The following code checks that Google CoLab is and sets up the correct hardware settings for PyTorch.


In [None]:
try:
    import google.colab
    COLAB = True
    print("Note: using Google CoLab")
except:
    print("Note: not using Google CoLab")
    COLAB = False

# Make use of a GPU or MPS (Apple) if one is available.  (see module 3.2)
import torch
has_mps = torch.backends.mps.is_built()
device = "mps" if has_mps else "cuda" if torch.cuda.is_available() else "cpu"
print(f"Using device: {device}")


if device!='cuda':
  print("*******WARNING, this notebook requires a CUDA GPU****")
  print("This notebook will not work correctly!")

# Part 9.3: Reality Augmentation


Facial landmarks in computer vision refer to a set of key points on human faces, which are commonly used to deduce the structure and features of the face. These landmarks can be found around regions such as the eyes, nose, mouth, and jawline, serving as anchor points for various image processing tasks. Leveraging these facial landmarks, we can augment images by overlaying additional elements or graphics on the face. For instance, to create a Python program that draws eyeglasses on people, we would first detect the facial landmarks, particularly focusing on those around the eyes. Once these points are identified, we can determine the size, orientation, and position where the eyeglasses should be placed. Using libraries such as OpenCV, facenet and SPIGA, the program can then overlay a graphic of eyeglasses onto the original image in a manner that looks natural, effectively "placing" the eyeglasses on the person's face.

We begin by installing SPIGA and Facenet.

In [None]:
# Setup SPIGA and facenet
!pip install facenet-pytorch
!git clone https://github.com/andresprados/SPIGA.git
%cd SPIGA/
!pip install -e .

We are now ready to load an image to augment. The image is loaded as both a PIL and OpenCV form object.

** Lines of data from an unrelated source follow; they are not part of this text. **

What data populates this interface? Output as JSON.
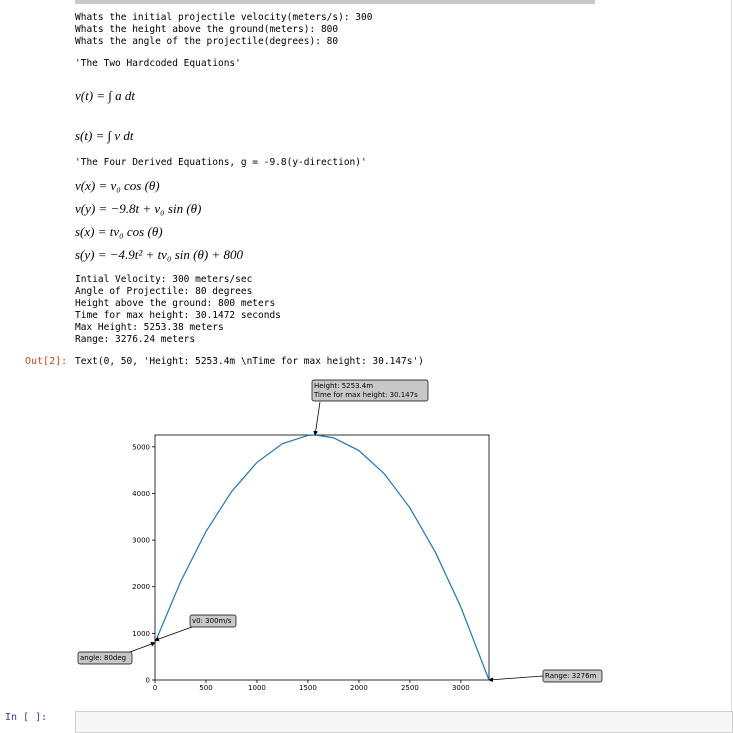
{
  "inputs": [
    "Whats the initial projectile velocity(meters/s): 300",
    "Whats the height above the ground(meters): 800",
    "Whats the angle of the projectile(degrees): 80"
  ],
  "hardcoded_heading": "'The Two Hardcoded Equations'",
  "hardcoded": [
    "v(t) = ∫ a dt",
    "s(t) = ∫ v dt"
  ],
  "derived_heading": "'The Four Derived Equations, g = -9.8(y-direction)'",
  "derived": [
    "v(x) = v₀ cos (θ)",
    "v(y) = −9.8t + v₀ sin (θ)",
    "s(x) = tv₀ cos (θ)",
    "s(y) = −4.9t² + tv₀ sin (θ) + 800"
  ],
  "results": [
    "Intial Velocity: 300 meters/sec",
    "Angle of Projectile: 80 degrees",
    "Height above the ground: 800 meters",
    "Time for max height: 30.1472 seconds",
    "Max Height: 5253.38 meters",
    "Range: 3276.24 meters"
  ],
  "out_prompt": "Out[2]:",
  "out_text": "Text(0, 50, 'Height: 5253.4m \\nTime for max height: 30.147s')",
  "next_prompt": "In [ ]:",
  "chart_data": {
    "type": "line",
    "x": [
      0,
      250,
      500,
      750,
      1000,
      1250,
      1500,
      1570,
      1750,
      2000,
      2250,
      2500,
      2750,
      3000,
      3276
    ],
    "series": [
      {
        "color": "#1f77b4",
        "values": [
          800,
          2104.9,
          3184.2,
          4037.7,
          4665.6,
          5067.7,
          5244.1,
          5252.9,
          5194.8,
          4919.8,
          4419.0,
          3692.6,
          2740.4,
          1562.5,
          0
        ]
      }
    ],
    "xlim": [
      0,
      3276
    ],
    "ylim": [
      0,
      5253.4
    ],
    "xticks": [
      0,
      500,
      1000,
      1500,
      2000,
      2500,
      3000
    ],
    "yticks": [
      0,
      1000,
      2000,
      3000,
      4000,
      5000
    ],
    "annotations": [
      {
        "text": [
          "Height: 5253.4m",
          "Time for max height: 30.147s"
        ],
        "x": 1570,
        "y": 5253.4
      },
      {
        "text": [
          "v0: 300m/s"
        ],
        "x": 0,
        "y": 850
      },
      {
        "text": [
          "angle: 80deg"
        ],
        "x": 0,
        "y": 800
      },
      {
        "text": [
          "Range: 3276m"
        ],
        "x": 3276,
        "y": 0
      }
    ]
  }
}
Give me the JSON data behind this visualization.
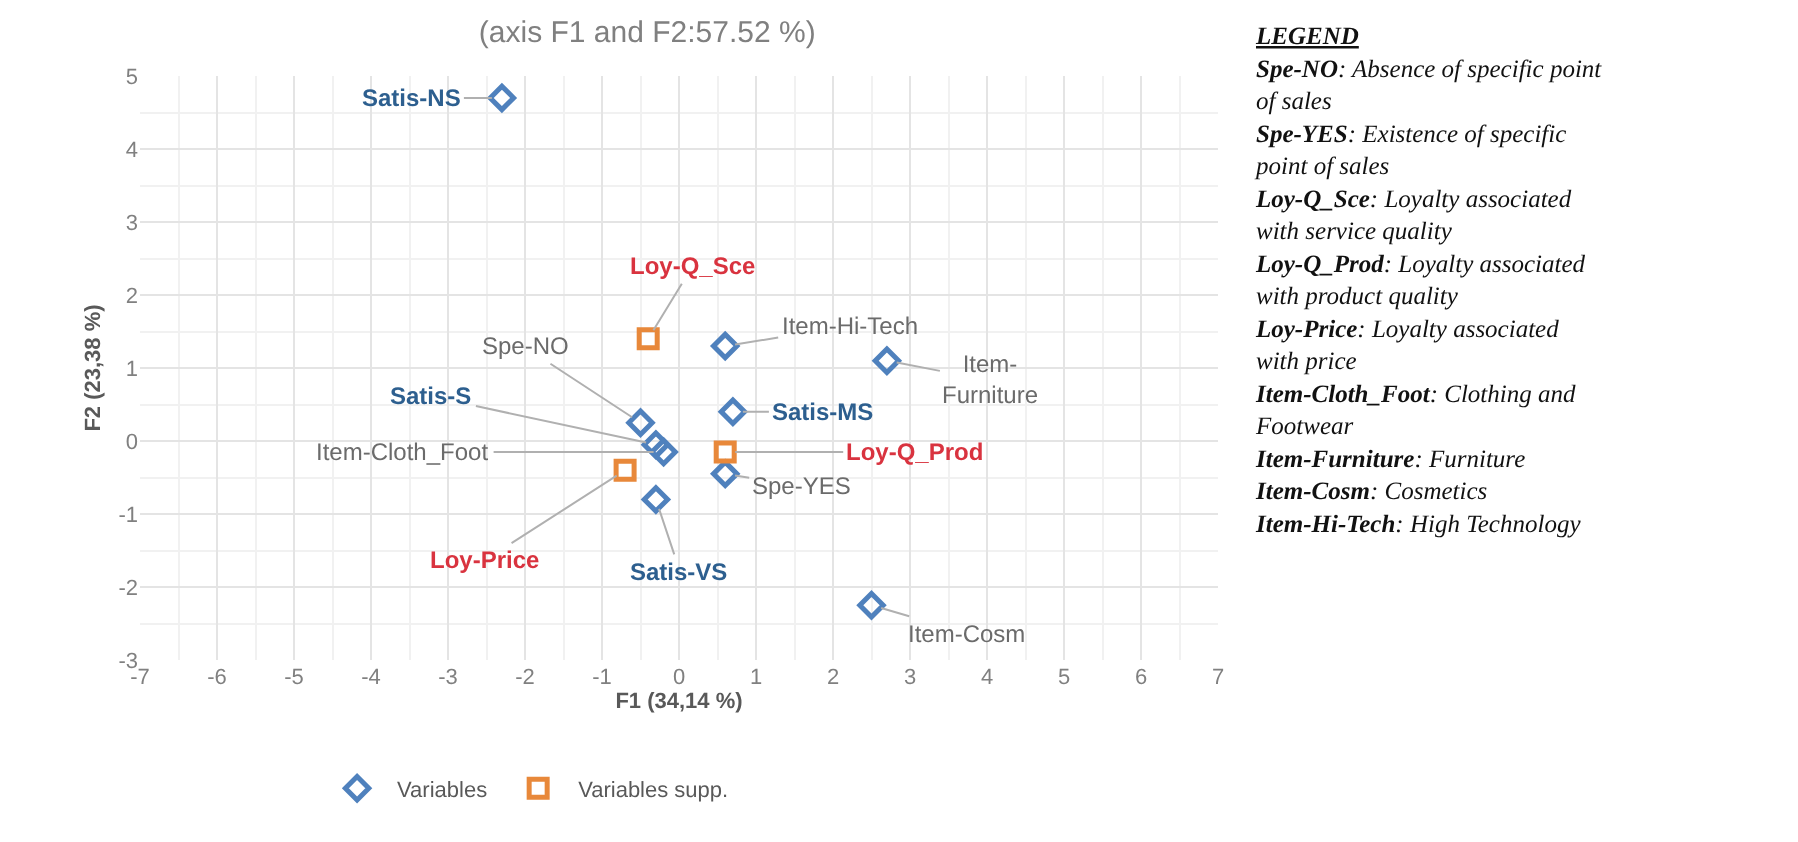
{
  "chart_data": [
    {
      "type": "scatter",
      "title": "(axis F1 and F2:57.52 %)",
      "xlabel": "F1 (34,14 %)",
      "ylabel": "F2 (23,38 %)",
      "series": [
        {
          "name": "Variables",
          "color": "#4f81bd",
          "marker": "diamond",
          "x": [
            -2.3,
            -0.5,
            0.6,
            2.7,
            -0.3,
            -0.2,
            0.7,
            0.6,
            -0.3,
            2.5
          ],
          "values": [
            4.7,
            0.25,
            1.3,
            1.1,
            -0.05,
            -0.15,
            0.4,
            -0.45,
            -0.8,
            -2.25
          ]
        },
        {
          "name": "Variables supp.",
          "color": "#e8883a",
          "marker": "square",
          "x": [
            -0.4,
            0.6,
            -0.7
          ],
          "values": [
            1.4,
            -0.15,
            -0.4
          ]
        }
      ],
      "annotations": [
        {
          "text": "Satis-NS",
          "x": -2.3,
          "y": 4.7
        },
        {
          "text": "Loy-Q_Sce",
          "x": -0.4,
          "y": 1.4
        },
        {
          "text": "Spe-NO",
          "x": -0.5,
          "y": 0.25
        },
        {
          "text": "Item-Hi-Tech",
          "x": 0.6,
          "y": 1.3
        },
        {
          "text": "Item-Furniture",
          "x": 2.7,
          "y": 1.1
        },
        {
          "text": "Satis-S",
          "x": -0.3,
          "y": -0.05
        },
        {
          "text": "Item-Cloth_Foot",
          "x": -0.2,
          "y": -0.15
        },
        {
          "text": "Satis-MS",
          "x": 0.7,
          "y": 0.4
        },
        {
          "text": "Loy-Q_Prod",
          "x": 0.6,
          "y": -0.15
        },
        {
          "text": "Spe-YES",
          "x": 0.6,
          "y": -0.45
        },
        {
          "text": "Loy-Price",
          "x": -0.7,
          "y": -0.4
        },
        {
          "text": "Satis-VS",
          "x": -0.3,
          "y": -0.8
        },
        {
          "text": "Item-Cosm",
          "x": 2.5,
          "y": -2.25
        }
      ],
      "xlim": [
        -7,
        7
      ],
      "xticks": [
        -7,
        -6,
        -5,
        -4,
        -3,
        -2,
        -1,
        0,
        1,
        2,
        3,
        4,
        5,
        6,
        7
      ],
      "ylim": [
        -3,
        5
      ],
      "yticks": [
        -3,
        -2,
        -1,
        0,
        1,
        2,
        3,
        4,
        5
      ],
      "grid": true,
      "legend": "bottom"
    },
    {
      "type": "other",
      "title": "LEGEND",
      "annotations": [
        "Spe-NO: Absence of specific point of sales",
        "Spe-YES: Existence of specific point of sales",
        "Loy-Q_Sce: Loyalty associated with service quality",
        "Loy-Q_Prod: Loyalty associated with product quality",
        "Loy-Price: Loyalty associated with price",
        "Item-Cloth_Foot: Clothing and Footwear",
        "Item-Furniture: Furniture",
        "Item-Cosm: Cosmetics",
        "Item-Hi-Tech: High Technology"
      ]
    }
  ]
}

This duality is necessary because Facenet uses PIL format images; wehreas SPIGA uses OpenCV.

In [None]:
import requests
import cv2
import numpy as np
from PIL import Image, ImageDraw
from facenet_pytorch import MTCNN

#url = "https://data.heatonresearch.com/images/wustl/data/img1-512.jpg"
url = "https://s3.amazonaws.com/data.heatonresearch.com/images/jeff/about-jeff-heaton-2020.jpg"

# Download the image using requests
response = requests.get(url,headers={'User-Agent': 'Mozilla/5.0'})
response.raise_for_status()

# Convert the downloaded bytes to a numpy array
image = np.asarray(bytearray(response.content), dtype="uint8")

# Decode the numpy array to an OpenCV image
img = cv2.imdecode(image, cv2.IMREAD_COLOR)

# Convert the OpenCV image (NumPy array) to a PIL Image
image_rgb = cv2.cvtColor(img, cv2.COLOR_BGR2RGB)
image_pil = Image.fromarray(image_rgb)

mtcnn = MTCNN(keep_all=False, device=device)

# Detect faces
boxes, _ = mtcnn.detect(image_pil)

Once we've extracted a face we use SPIGA to determine the facial features.

In [None]:
from spiga.inference.config import ModelConfig
from spiga.inference.framework import SPIGAFramework

# Create a bounding box for the face we just detected.
bbox = [
    boxes[0][0],
    boxes[0][1],
    boxes[0][2],
    boxes[0][3]]

# Process image
dataset = 'wflw'
processor = SPIGAFramework(ModelConfig(dataset))
features = processor.inference(img, [bbox])

The provided code aims to overlay an eyeglasses graphic on top of an image of a face. The code starts by importing necessary modules. The image is duplicated using the **copy.deepcopy** method to create a canvas. This canvas will be modified to overlay the eyeglasses. The face's landmark points and headpose data are extracted from the features dictionary. These landmarks are crucial as they indicate key points on the face, such as the eyes, nose, and mouth.

The **draw_lens** function is defined to illustrate the lens of the eyeglasses. This function uses the OpenCV library (cv2) to draw an elliptical shape representing a lens. The function is called twice: once for the left lens and once for the right lens, using specific landmarks for placement and size.

A line is also drawn between the lenses, representing the bridge of the glasses. Finally, the canvas (image with the glasses overlay) is resized for a consistent width of 512 pixels while maintaining the original aspect ratio. The result is displayed using cv2_imshow, which is tailored for viewing images within Google Colab notebooks.

In [None]:
import copy
from spiga.demo.visualize.plotter import Plotter
from google.colab.patches import cv2_imshow

# Prepare variables


canvas = copy.deepcopy(img)
landmarks = np.array(features['landmarks'][0])
headpose = np.array(features['headpose'][0])

# Show image results

def draw_lens(canvas,center,top,side):
  print(center)
  l1 = int(cv2.norm(center.astype(int),top.astype(int)))
  l2 = int(cv2.norm(center.astype(int),side.astype(int)))
  cv2.ellipse(canvas, center.astype(int), (l1,l2),
            0, 0, 360, (255,0,0), 5)

draw_lens(canvas,landmarks[96],landmarks[60],landmarks[62])
draw_lens(canvas,landmarks[97],landmarks[68],landmarks[70])
cv2.line(canvas,landmarks[68].astype(int),landmarks[64].astype(int),(255,0,0),5)


(h, w) = canvas.shape[:2]
canvas = cv2.resize(canvas, (512, int(h*512/w)))
cv2_imshow(canvas)